Being a Hip-Hop Superfan in the ‘90s in the Suburbs
I’m going back to Philly on Sunday to see Nas perform as part of his tour promoting the documentary Time is Illmatic. This will be my third time seeing Nas live. I also met him back in 1999. He is my favorite artist and I have virtually his entire catalog memorized.
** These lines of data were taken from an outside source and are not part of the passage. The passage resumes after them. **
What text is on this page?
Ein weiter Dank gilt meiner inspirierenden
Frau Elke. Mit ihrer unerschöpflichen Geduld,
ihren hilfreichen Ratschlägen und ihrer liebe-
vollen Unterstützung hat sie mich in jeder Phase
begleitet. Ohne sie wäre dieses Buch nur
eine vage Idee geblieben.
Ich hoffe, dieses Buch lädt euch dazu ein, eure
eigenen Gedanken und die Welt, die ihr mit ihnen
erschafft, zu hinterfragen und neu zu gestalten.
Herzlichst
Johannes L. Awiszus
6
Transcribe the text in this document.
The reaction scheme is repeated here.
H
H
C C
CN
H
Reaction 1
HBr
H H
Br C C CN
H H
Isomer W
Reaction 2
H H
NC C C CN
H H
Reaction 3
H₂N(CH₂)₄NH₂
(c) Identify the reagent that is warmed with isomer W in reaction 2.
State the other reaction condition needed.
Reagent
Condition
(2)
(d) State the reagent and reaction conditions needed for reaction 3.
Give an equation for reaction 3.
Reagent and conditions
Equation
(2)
However, I was late on Illmatic.
One thing that has been forgotten in the victory lap that is the 20th anniversary of Nas’s debut is that it was a commercial disappointment at first – partially due to widespread bootlegging – and did not have the reach of Doggystyle or Ready to Die or even Enter the Wu-Tang [36 Chambers]. The vast majority of hip-hop fans were not even aware of it at first.
Including me.
In the mid-‘90s, it was hard for a kid from a fairly small, predominantly white town to learn about new hip-hop artists, though I studied it as if it were my doctoral thesis. I’m sure I heard “Halftime” or “It Ain’t Hard to Tell” at some point, but the artist was just another in a sea of those I didn’t know. I would try to stay up to watch “Urban Xpressions,” but that was only once a week and it had the production quality of a snuff film. MTV played only mainstream acts, usually Death Row or Bad Boy artists, unless it was 2 a.m. and it’s not like my local cable provider was going to start offering BET. The internet was…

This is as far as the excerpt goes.